Fifth Column – Issue 17

Relax –  The Children Are The Future

Casual labour is among us and thriving in this wonderful drive for efficiency and flexibility and national duty savings in virtual money.

The impulse to take advantage of one another has served us well so far, so why not move it on apace and join in the retro-fashions in rehashing the past as a new idea, and introduce an industrial relations package that puts us in mind of the early twentieth century, with a mind set akin to Feudalism.

Even the cynical Hobbesian contracts are being waived as owners and their lackey managers exclaim, “Piecework in our time!”

At the heart of this progressive movement are the children, those sung about in many a pop anthem as representing our hopes and dreams for a brighter future wherein we will realise all that is good and progressive in us as a species.

Well, what does this entail when the one singular thing we all had as children, that impulse to ask “Why?” is atrophied.

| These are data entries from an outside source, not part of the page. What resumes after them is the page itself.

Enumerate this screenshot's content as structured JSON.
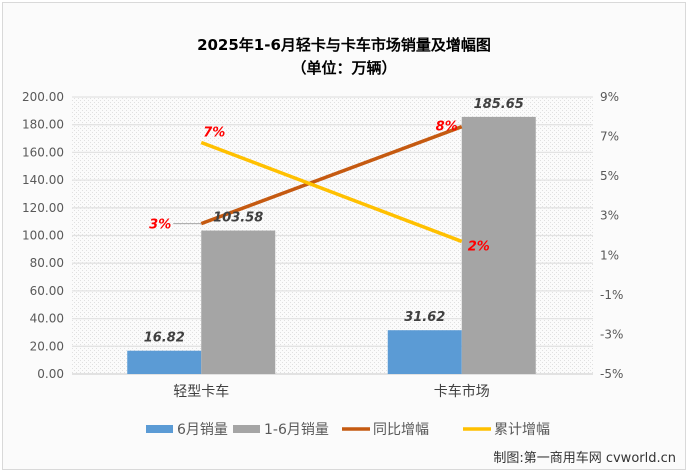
{
  "chart_data": {
    "type": "bar",
    "title": "2025年1-6月轻卡与卡车市场销量及增幅图",
    "subtitle": "（单位：万辆）",
    "categories": [
      "轻型卡车",
      "卡车市场"
    ],
    "ylim": [
      0,
      200
    ],
    "y_ticks": [
      "0.00",
      "20.00",
      "40.00",
      "60.00",
      "80.00",
      "100.00",
      "120.00",
      "140.00",
      "160.00",
      "180.00",
      "200.00"
    ],
    "y2lim": [
      -5,
      9
    ],
    "y2_ticks": [
      "-5%",
      "-3%",
      "-1%",
      "1%",
      "3%",
      "5%",
      "7%",
      "9%"
    ],
    "grid": true,
    "legend_position": "bottom",
    "series": [
      {
        "name": "6月销量",
        "kind": "bar",
        "axis": "left",
        "color": "#5b9bd5",
        "values": [
          16.82,
          31.62
        ],
        "labels": [
          "16.82",
          "31.62"
        ]
      },
      {
        "name": "1-6月销量",
        "kind": "bar",
        "axis": "left",
        "color": "#a5a5a5",
        "values": [
          103.58,
          185.65
        ],
        "labels": [
          "103.58",
          "185.65"
        ]
      },
      {
        "name": "同比增幅",
        "kind": "line",
        "axis": "right",
        "color": "#c55a11",
        "values": [
          2.6,
          7.5
        ],
        "labels": [
          "3%",
          "8%"
        ]
      },
      {
        "name": "累计增幅",
        "kind": "line",
        "axis": "right",
        "color": "#ffc000",
        "values": [
          6.7,
          1.7
        ],
        "labels": [
          "7%",
          "2%"
        ]
      }
    ]
  },
  "credit": "制图:第一商用车网 cvworld.cn"
}
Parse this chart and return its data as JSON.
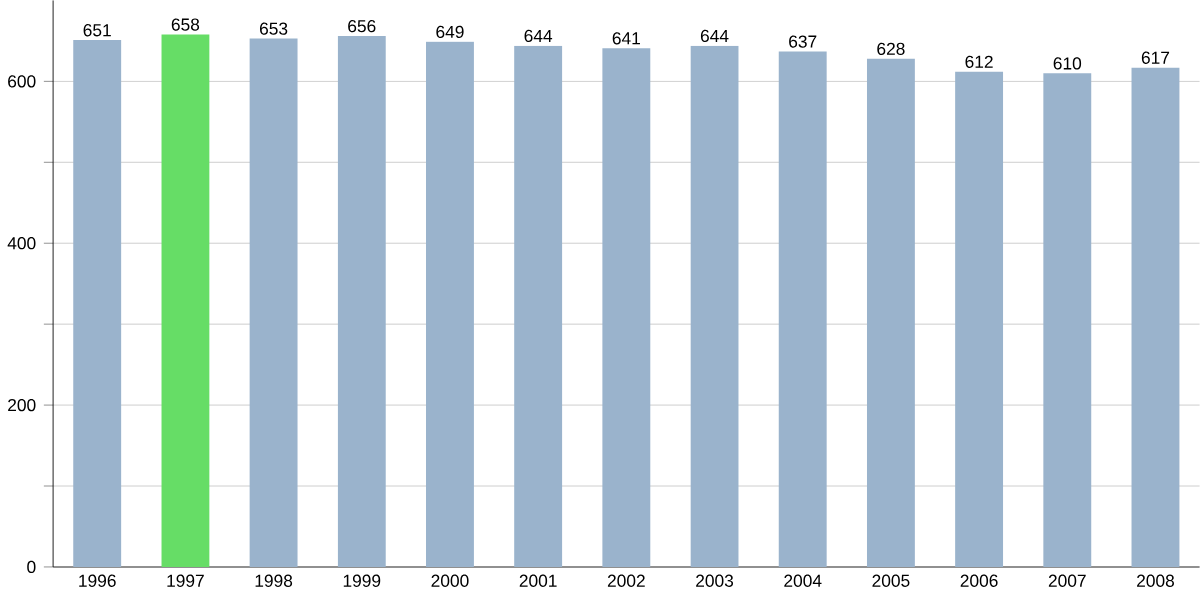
{
  "chart_data": {
    "type": "bar",
    "categories": [
      "1996",
      "1997",
      "1998",
      "1999",
      "2000",
      "2001",
      "2002",
      "2003",
      "2004",
      "2005",
      "2006",
      "2007",
      "2008"
    ],
    "values": [
      651,
      658,
      653,
      656,
      649,
      644,
      641,
      644,
      637,
      628,
      612,
      610,
      617
    ],
    "colors": [
      "#9ab3cc",
      "#66dd66",
      "#9ab3cc",
      "#9ab3cc",
      "#9ab3cc",
      "#9ab3cc",
      "#9ab3cc",
      "#9ab3cc",
      "#9ab3cc",
      "#9ab3cc",
      "#9ab3cc",
      "#9ab3cc",
      "#9ab3cc"
    ],
    "ylim": [
      0,
      700
    ],
    "yticks": [
      0,
      {
        "value": 100,
        "label": null
      },
      200,
      {
        "value": 300,
        "label": null
      },
      400,
      {
        "value": 500,
        "label": null
      },
      600
    ],
    "grid": "y",
    "data_labels": true
  }
}
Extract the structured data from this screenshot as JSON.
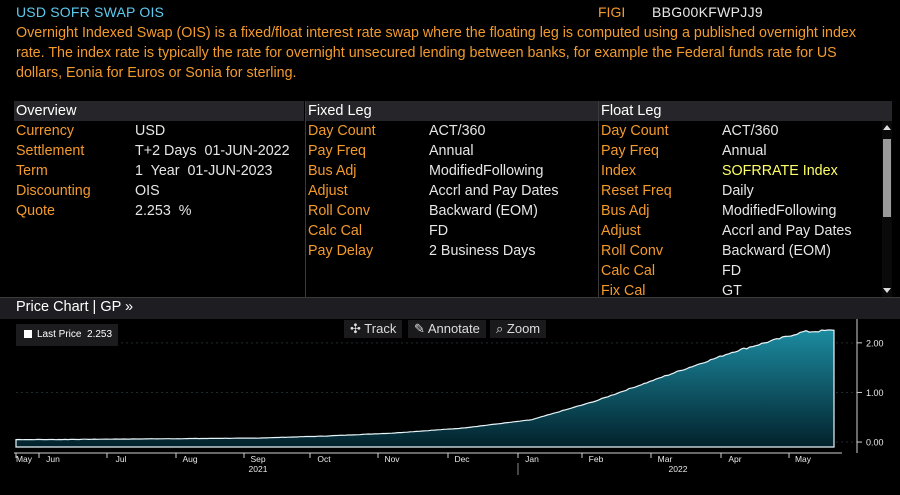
{
  "header": {
    "title": "USD SOFR SWAP OIS",
    "figi_label": "FIGI",
    "figi_value": "BBG00KFWPJJ9",
    "description": "Overnight Indexed Swap (OIS) is a fixed/float interest rate swap where the floating leg is computed using a published overnight index rate. The index rate is typically the rate for overnight unsecured lending between banks, for example the Federal funds rate for US dollars, Eonia for Euros or Sonia for sterling."
  },
  "overview": {
    "title": "Overview",
    "rows": [
      {
        "k": "Currency",
        "v": "USD"
      },
      {
        "k": "Settlement",
        "v": "T+2 Days  01-JUN-2022"
      },
      {
        "k": "Term",
        "v": "1  Year  01-JUN-2023"
      },
      {
        "k": "Discounting",
        "v": "OIS"
      },
      {
        "k": "Quote",
        "v": "2.253  %"
      }
    ]
  },
  "fixed_leg": {
    "title": "Fixed Leg",
    "rows": [
      {
        "k": "Day Count",
        "v": "ACT/360"
      },
      {
        "k": "Pay Freq",
        "v": "Annual"
      },
      {
        "k": "Bus Adj",
        "v": "ModifiedFollowing"
      },
      {
        "k": "Adjust",
        "v": "Accrl and Pay Dates"
      },
      {
        "k": "Roll Conv",
        "v": "Backward (EOM)"
      },
      {
        "k": "Calc Cal",
        "v": "FD"
      },
      {
        "k": "Pay Delay",
        "v": "2 Business Days"
      }
    ]
  },
  "float_leg": {
    "title": "Float Leg",
    "rows": [
      {
        "k": "Day Count",
        "v": "ACT/360"
      },
      {
        "k": "Pay Freq",
        "v": "Annual"
      },
      {
        "k": "Index",
        "v": "SOFRRATE Index",
        "highlight": true
      },
      {
        "k": "Reset Freq",
        "v": "Daily"
      },
      {
        "k": "Bus Adj",
        "v": "ModifiedFollowing"
      },
      {
        "k": "Adjust",
        "v": "Accrl and Pay Dates"
      },
      {
        "k": "Roll Conv",
        "v": "Backward (EOM)"
      },
      {
        "k": "Calc Cal",
        "v": "FD"
      },
      {
        "k": "Fix Cal",
        "v": "GT"
      }
    ]
  },
  "chart_header": "Price Chart | GP »",
  "toolbar": {
    "track": "Track",
    "annotate": "Annotate",
    "zoom": "Zoom"
  },
  "colors": {
    "label": "#f39a2d",
    "value": "#e6e6e6",
    "title": "#5ec9f0",
    "highlight": "#ffff66",
    "area_top": "#1c8ba0",
    "area_bottom": "#02222c"
  },
  "chart_data": {
    "type": "area",
    "legend": "Last Price",
    "legend_value": "2.253",
    "x_labels": [
      "May",
      "Jun",
      "Jul",
      "Aug",
      "Sep",
      "Oct",
      "Nov",
      "Dec",
      "Jan",
      "Feb",
      "Mar",
      "Apr",
      "May"
    ],
    "year_labels": [
      "2021",
      "2022"
    ],
    "y_ticks": [
      0.0,
      1.0,
      2.0
    ],
    "y_tick_labels": [
      "0.00",
      "1.00",
      "2.00"
    ],
    "ylim": [
      -0.1,
      2.4
    ],
    "month_points": [
      {
        "m": "Jun",
        "y": 0.05
      },
      {
        "m": "Jul",
        "y": 0.06
      },
      {
        "m": "Aug",
        "y": 0.07
      },
      {
        "m": "Sep",
        "y": 0.08
      },
      {
        "m": "Oct",
        "y": 0.12
      },
      {
        "m": "Nov",
        "y": 0.18
      },
      {
        "m": "Dec",
        "y": 0.28
      },
      {
        "m": "Jan",
        "y": 0.45
      },
      {
        "m": "Feb",
        "y": 0.83
      },
      {
        "m": "Mar",
        "y": 1.33
      },
      {
        "m": "Apr",
        "y": 1.83
      },
      {
        "m": "May",
        "y": 2.22
      }
    ],
    "last": 2.253
  }
}
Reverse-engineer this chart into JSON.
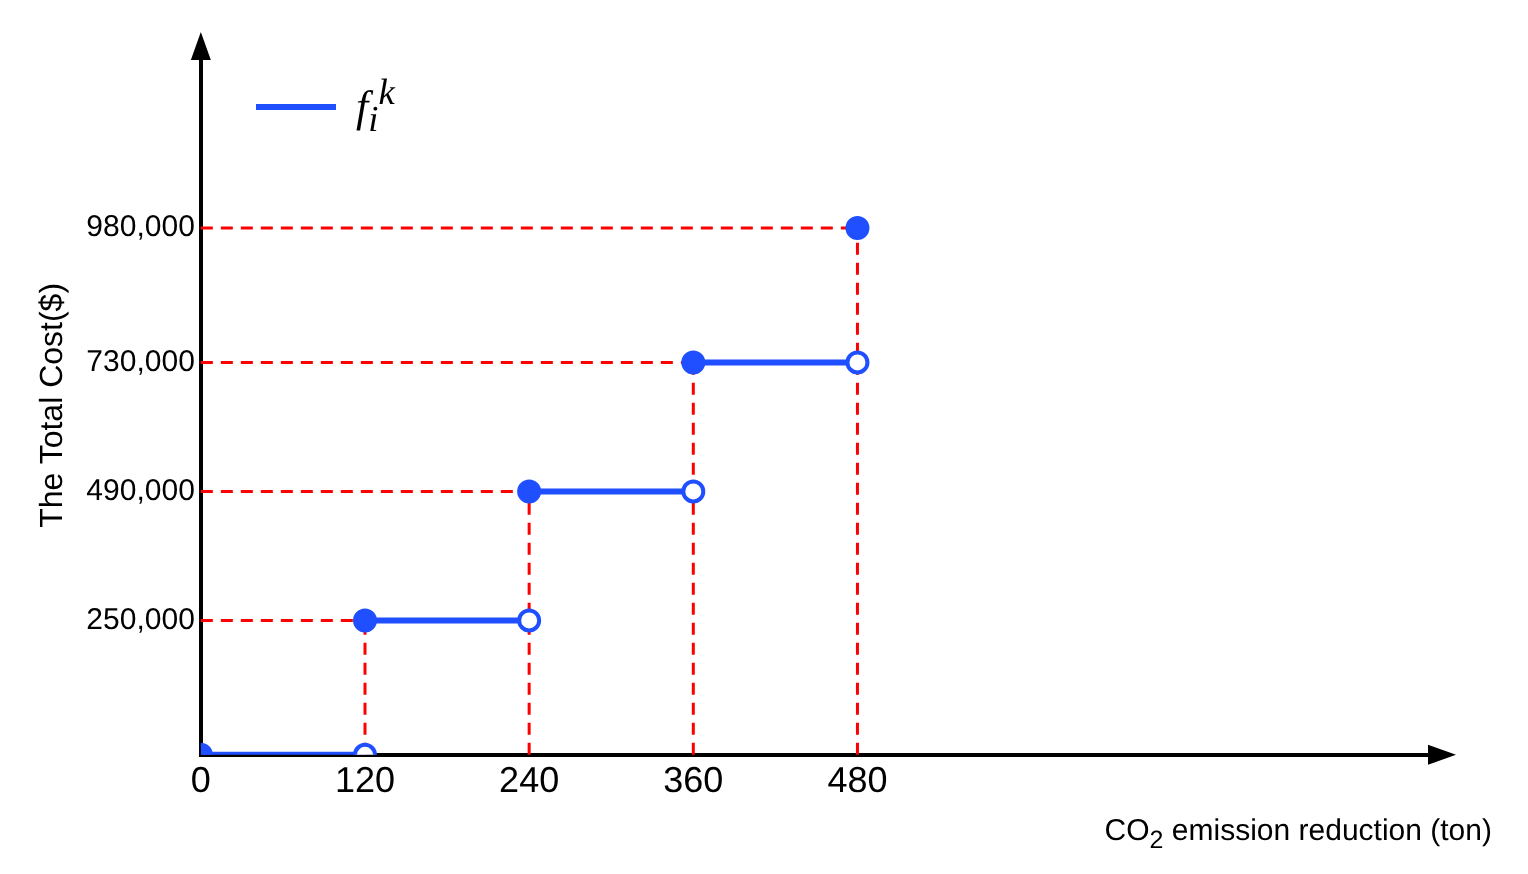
{
  "chart_data": {
    "type": "line",
    "xlabel": "CO$_{2}$ emission reduction (ton)",
    "ylabel": "The Total Cost($)",
    "series": [
      {
        "name": "f$_{i}$$^{k}$",
        "color": "#1f4fff",
        "x": [
          0,
          120
        ],
        "values": [
          0,
          0
        ]
      },
      {
        "color": "#1f4fff",
        "x": [
          120,
          240
        ],
        "values": [
          250000,
          250000
        ]
      },
      {
        "color": "#1f4fff",
        "x": [
          240,
          360
        ],
        "values": [
          490000,
          490000
        ]
      },
      {
        "color": "#1f4fff",
        "x": [
          360,
          480
        ],
        "values": [
          730000,
          730000
        ]
      },
      {
        "color": "#1f4fff",
        "x": [
          480
        ],
        "values": [
          980000
        ]
      }
    ],
    "xlim": [
      0,
      900
    ],
    "xticks": [
      0,
      120,
      240,
      360,
      480
    ],
    "ylim": [
      0,
      1300000
    ],
    "yticks": [
      {
        "value": 250000,
        "label": "250,000"
      },
      {
        "value": 490000,
        "label": "490,000"
      },
      {
        "value": 730000,
        "label": "730,000"
      },
      {
        "value": 980000,
        "label": "980,000"
      }
    ],
    "ref_lines": [
      {
        "axis": "x",
        "value": 120,
        "color": "#ff0000",
        "line_style": "dashed"
      },
      {
        "axis": "x",
        "value": 240,
        "color": "#ff0000",
        "line_style": "dashed"
      },
      {
        "axis": "x",
        "value": 360,
        "color": "#ff0000",
        "line_style": "dashed"
      },
      {
        "axis": "x",
        "value": 480,
        "color": "#ff0000",
        "line_style": "dashed"
      },
      {
        "axis": "y",
        "value": 250000,
        "color": "#ff0000",
        "line_style": "dashed"
      },
      {
        "axis": "y",
        "value": 490000,
        "color": "#ff0000",
        "line_style": "dashed"
      },
      {
        "axis": "y",
        "value": 730000,
        "color": "#ff0000",
        "line_style": "dashed"
      },
      {
        "axis": "y",
        "value": 980000,
        "color": "#ff0000",
        "line_style": "dashed"
      }
    ],
    "grid": false,
    "legend": "top left",
    "marker": "circle",
    "line_style": "solid"
  }
}
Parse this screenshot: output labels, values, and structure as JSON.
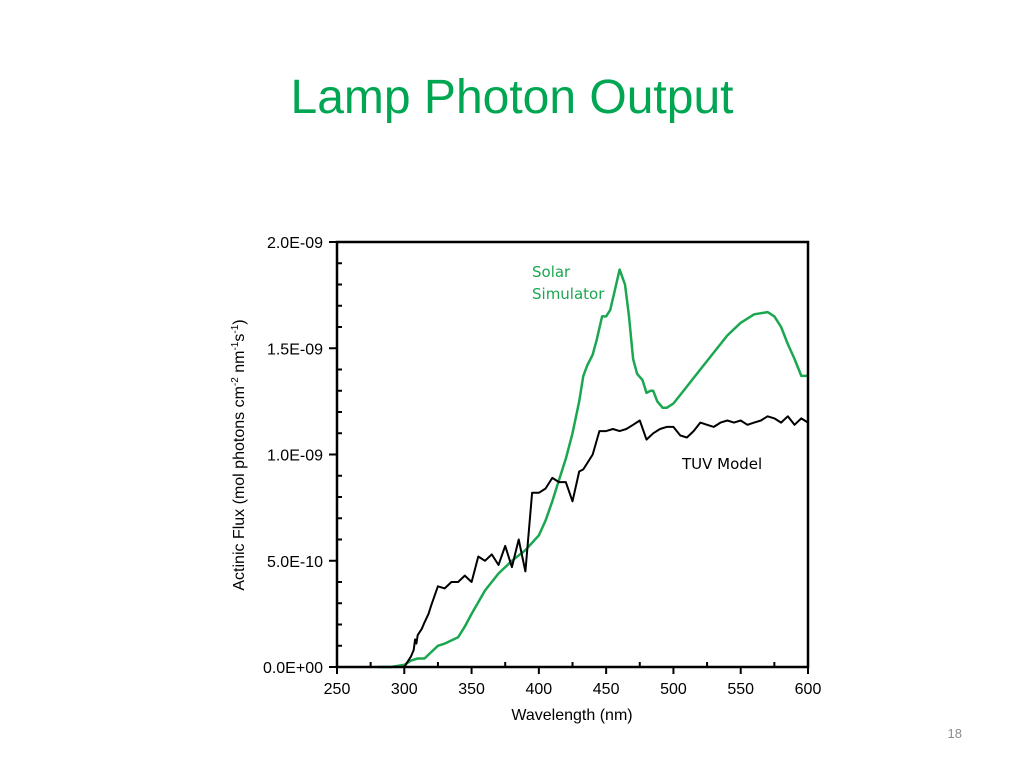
{
  "slide": {
    "title": "Lamp Photon Output",
    "number": "18",
    "title_color": "#00a651"
  },
  "chart_data": {
    "type": "line",
    "xlabel": "Wavelength (nm)",
    "ylabel": {
      "base": "Actinic Flux (mol photons cm",
      "sup1": "-2",
      "mid": " nm",
      "sup2": "-1",
      "mid2": "s",
      "sup3": "-1",
      "end": ")"
    },
    "xlim": [
      250,
      600
    ],
    "ylim": [
      0,
      2e-09
    ],
    "x_ticks": [
      250,
      300,
      350,
      400,
      450,
      500,
      550,
      600
    ],
    "x_tick_labels": [
      "250",
      "300",
      "350",
      "400",
      "450",
      "500",
      "550",
      "600"
    ],
    "y_ticks": [
      0,
      5e-10,
      1e-09,
      1.5e-09,
      2e-09
    ],
    "y_tick_labels": [
      "0.0E+00",
      "5.0E-10",
      "1.0E-09",
      "1.5E-09",
      "2.0E-09"
    ],
    "grid": false,
    "series": [
      {
        "name": "Solar Simulator",
        "color": "#1aa750",
        "label_lines": [
          "Solar",
          "Simulator"
        ],
        "x": [
          280,
          290,
          300,
          305,
          310,
          315,
          320,
          325,
          330,
          340,
          345,
          350,
          360,
          370,
          380,
          390,
          400,
          405,
          410,
          415,
          420,
          425,
          430,
          433,
          436,
          440,
          443,
          447,
          450,
          453,
          456,
          460,
          464,
          467,
          470,
          473,
          477,
          480,
          483,
          485,
          488,
          492,
          495,
          500,
          505,
          510,
          520,
          530,
          540,
          550,
          560,
          570,
          575,
          580,
          585,
          590,
          595,
          600
        ],
        "y": [
          0,
          0,
          1e-11,
          3e-11,
          4e-11,
          4e-11,
          7e-11,
          1e-10,
          1.1e-10,
          1.4e-10,
          1.9e-10,
          2.5e-10,
          3.6e-10,
          4.4e-10,
          5e-10,
          5.5e-10,
          6.2e-10,
          6.9e-10,
          7.8e-10,
          8.8e-10,
          9.8e-10,
          1.1e-09,
          1.25e-09,
          1.37e-09,
          1.42e-09,
          1.47e-09,
          1.54e-09,
          1.65e-09,
          1.65e-09,
          1.68e-09,
          1.76e-09,
          1.87e-09,
          1.8e-09,
          1.65e-09,
          1.45e-09,
          1.38e-09,
          1.35e-09,
          1.29e-09,
          1.3e-09,
          1.3e-09,
          1.25e-09,
          1.22e-09,
          1.22e-09,
          1.24e-09,
          1.28e-09,
          1.32e-09,
          1.4e-09,
          1.48e-09,
          1.56e-09,
          1.62e-09,
          1.66e-09,
          1.67e-09,
          1.65e-09,
          1.6e-09,
          1.52e-09,
          1.45e-09,
          1.37e-09,
          1.37e-09
        ]
      },
      {
        "name": "TUV Model",
        "color": "#000000",
        "label_lines": [
          "TUV Model"
        ],
        "x": [
          300,
          303,
          305,
          307,
          308,
          309,
          310,
          313,
          315,
          318,
          320,
          325,
          330,
          335,
          340,
          345,
          350,
          355,
          360,
          365,
          370,
          375,
          380,
          385,
          390,
          395,
          400,
          405,
          410,
          415,
          420,
          425,
          430,
          433,
          435,
          440,
          445,
          450,
          455,
          460,
          465,
          470,
          475,
          480,
          485,
          490,
          495,
          500,
          505,
          510,
          515,
          520,
          525,
          530,
          535,
          540,
          545,
          550,
          555,
          560,
          565,
          570,
          575,
          580,
          585,
          590,
          595,
          600
        ],
        "y": [
          0,
          3e-11,
          5e-11,
          8e-11,
          1.3e-10,
          1.1e-10,
          1.5e-10,
          1.8e-10,
          2.1e-10,
          2.5e-10,
          2.9e-10,
          3.8e-10,
          3.7e-10,
          4e-10,
          4e-10,
          4.3e-10,
          4e-10,
          5.2e-10,
          5e-10,
          5.3e-10,
          4.8e-10,
          5.7e-10,
          4.7e-10,
          6e-10,
          4.5e-10,
          8.2e-10,
          8.2e-10,
          8.4e-10,
          8.9e-10,
          8.7e-10,
          8.7e-10,
          7.8e-10,
          9.2e-10,
          9.3e-10,
          9.5e-10,
          1e-09,
          1.11e-09,
          1.11e-09,
          1.12e-09,
          1.11e-09,
          1.12e-09,
          1.14e-09,
          1.16e-09,
          1.07e-09,
          1.1e-09,
          1.12e-09,
          1.13e-09,
          1.13e-09,
          1.09e-09,
          1.08e-09,
          1.11e-09,
          1.15e-09,
          1.14e-09,
          1.13e-09,
          1.15e-09,
          1.16e-09,
          1.15e-09,
          1.16e-09,
          1.14e-09,
          1.15e-09,
          1.16e-09,
          1.18e-09,
          1.17e-09,
          1.15e-09,
          1.18e-09,
          1.14e-09,
          1.17e-09,
          1.15e-09
        ]
      }
    ]
  }
}
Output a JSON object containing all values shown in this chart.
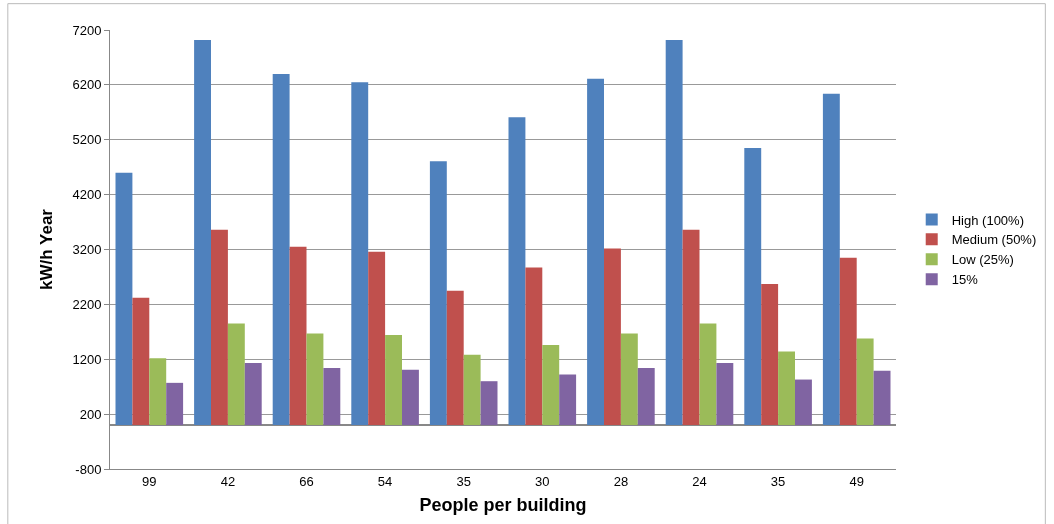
{
  "chart_data": {
    "type": "bar",
    "xlabel": "People per building",
    "ylabel": "kW/h Year",
    "categories": [
      "99",
      "42",
      "66",
      "54",
      "35",
      "30",
      "28",
      "24",
      "35",
      "49"
    ],
    "series": [
      {
        "name": "High (100%)",
        "color": "#4f81bd",
        "values": [
          4600,
          7020,
          6400,
          6250,
          4810,
          5610,
          6310,
          7020,
          5050,
          6040
        ]
      },
      {
        "name": "Medium (50%)",
        "color": "#c0504d",
        "values": [
          2320,
          3560,
          3250,
          3160,
          2450,
          2870,
          3220,
          3560,
          2570,
          3050
        ]
      },
      {
        "name": "Low (25%)",
        "color": "#9bbb59",
        "values": [
          1220,
          1850,
          1670,
          1640,
          1280,
          1460,
          1670,
          1850,
          1340,
          1580
        ]
      },
      {
        "name": "15%",
        "color": "#8064a2",
        "values": [
          770,
          1130,
          1040,
          1010,
          800,
          920,
          1040,
          1130,
          830,
          990
        ]
      }
    ],
    "ylim": [
      -800,
      7200
    ],
    "yticks": [
      -800,
      200,
      1200,
      2200,
      3200,
      4200,
      5200,
      6200,
      7200
    ],
    "grid": "y",
    "legend": "right"
  }
}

I can only speculate that the children of power brokers, as they always have throughout a privileged history, continue to say, “When [will I take up my appointed place in the higher echelons of society]?” A significant part of what would be a dynamic in a hierarchical society such as in this country, is the seeming loss of the word ‘why’ from the proletarian classes and its replacement with the word ‘How’. The Greek Goddess of Victory’s slogan, ‘Just do it’, aiding the unquestioning acceptance of unacceptable industrious deference.

In the spirit of humanly inquisitive disciplines, the younger generations are being coerced into applying ‘how’ to the speed and so-called efficiency of what we too often see as a failing system of political and social organisation  called capitalism. 

A signal element in this seemingly evolutionary process is the attitude of some, however, in societies dictated to by oligarchic minorities but whose power is amplified by the slavish media and advertising slogans, but enough of the youth, the representatives of the future as possibility, whose approach is work to get money, however devalued, to pay for a lifestyle of ‘to the max’ social activities that often include getting insensibly drunk but sating all the visceral needs of the moment without any continuity of thought as to the state of the future, let alone the present. The approach resembles a ‘crash and burn’ orientation to life that takes no time to consider any wider implications of actions, ironically, in any social terms. The paradox is that they socialise until their underpants -sorry, boxer shorts or thongs – are on fire, yet couldn’t give a hoot about society and its demise. Yes, these high-living ragged-trousered philanthropists have a whale of a time, can even ‘communicate’ like the wind in facilitating their goal of wild immediacy of tactile, visceral satiation, but cannot, or will not, acknowledge just how such behaviours undermine the basis of dignity in industrial relations that many have sacrificed their  lives to establish..

The quantity of work these working-class socialites take up would make any self-respecting Protestant proud. However, in accepting the terms and conditions without question and without realising or caring that they devalue the very people with whom they socialise, and any children that will be expected to accept the said so-called, merely contingent reality to which their self-indulgence contributes.

In a sense, it is the labourer that’s casual; an attitude of powerless yet influential laissez-faire to politics that will condemn the children of the future to techno-based enslavement to Machiavellian machinations and wiles of an unimaginative ruling elite, who on evidence from history, hold a deep-rooted, generational mind set that wholly believes in Noblesse Oblige as social welfare.